- Born: June 24, 1926
- Died: January 22, 1992 (aged 65) New York City, United States
- Occupation: Computer scientist
- Known for: Data processing research

= Roger Sisson =

American computer scientist

Roger Lee Sisson (June 24, 1926 - January 22, 1992) was an American data processing pioneer. He worked on Project Whirlwind as a graduate student at the Massachusetts Institute of Technology (MIT), co-founded one of the first consulting firms devoted exclusively to electronic data processing, and wrote several of the earliest books and periodicals on computing and data-processing management.

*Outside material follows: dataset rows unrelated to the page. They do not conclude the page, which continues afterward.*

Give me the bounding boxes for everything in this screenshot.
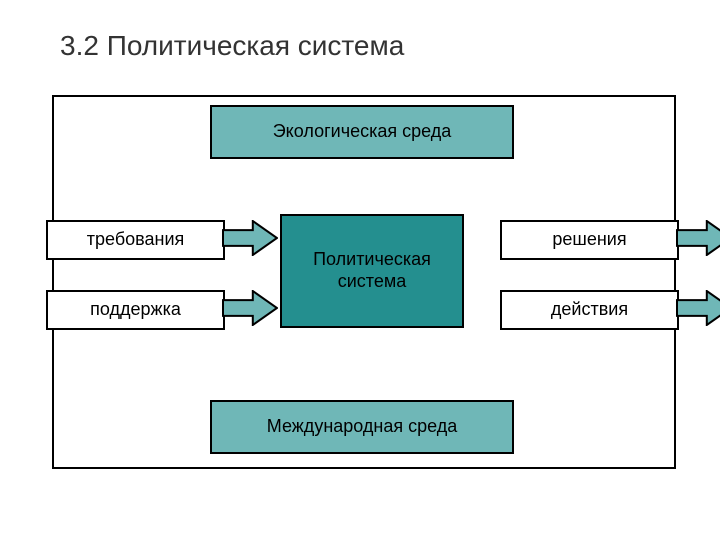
box-political-system: Политическая система — [280, 214, 464, 328]
arrow-requirements-to-system — [222, 220, 278, 256]
box-decisions: решения — [500, 220, 679, 260]
label-support: поддержка — [86, 297, 185, 323]
label-decisions: решения — [548, 227, 630, 253]
box-actions: действия — [500, 290, 679, 330]
box-ecological-environment: Экологическая среда — [210, 105, 514, 159]
arrow-system-to-actions — [676, 290, 720, 326]
label-ecological: Экологическая среда — [269, 119, 456, 145]
label-actions: действия — [547, 297, 632, 323]
arrow-system-to-decisions — [676, 220, 720, 256]
label-requirements: требования — [83, 227, 189, 253]
slide-title: 3.2 Политическая система — [60, 30, 404, 62]
slide-title-text: 3.2 Политическая система — [60, 30, 404, 61]
label-political-system: Политическая система — [282, 247, 462, 294]
box-support: поддержка — [46, 290, 225, 330]
box-requirements: требования — [46, 220, 225, 260]
box-international-environment: Международная среда — [210, 400, 514, 454]
arrow-support-to-system — [222, 290, 278, 326]
label-international: Международная среда — [263, 414, 461, 440]
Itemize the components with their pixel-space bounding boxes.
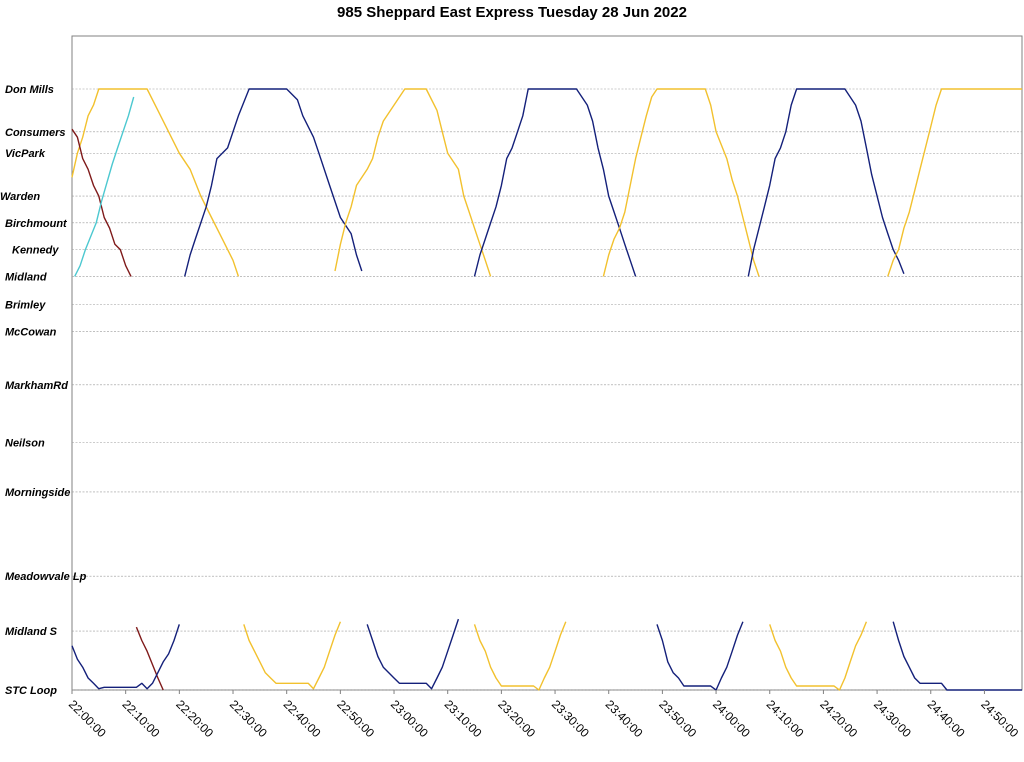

==Education and Project Whirlwind==
Sisson earned his Master of Science in electrical engineering from MIT in January 1950. While a graduate student he worked in Jay Forrester's laboratory on Project Whirlwind, one of the first real-time digital computers. His master's thesis, written with Alfred Susskind, addressed digital-to-analog conversion for the machine's cathode-ray tube display.

==Consulting and publishing==
With Richard Canning, Sisson founded Canning, Sisson and Associates, one of the first consulting firms devoted exclusively to electronic data processing. In 1955 Canning and Sisson also began publishing Data Processing Digest, one of the earliest periodicals covering the computing field. Sisson went on to write several books on the management of data processing, including The Management of Data Processing and A Manager's Guide to Data Processing.

==Operations research==
Sisson contributed to the field of operations research, where his 1959 survey "Methods of Sequencing in Job Shops" in the journal Operations Research was an early and frequently cited review of job-shop sequencing methods.

==Death==
Sisson died of sudden cardiac arrest in New York City on January 22, 1992, at the age of 65.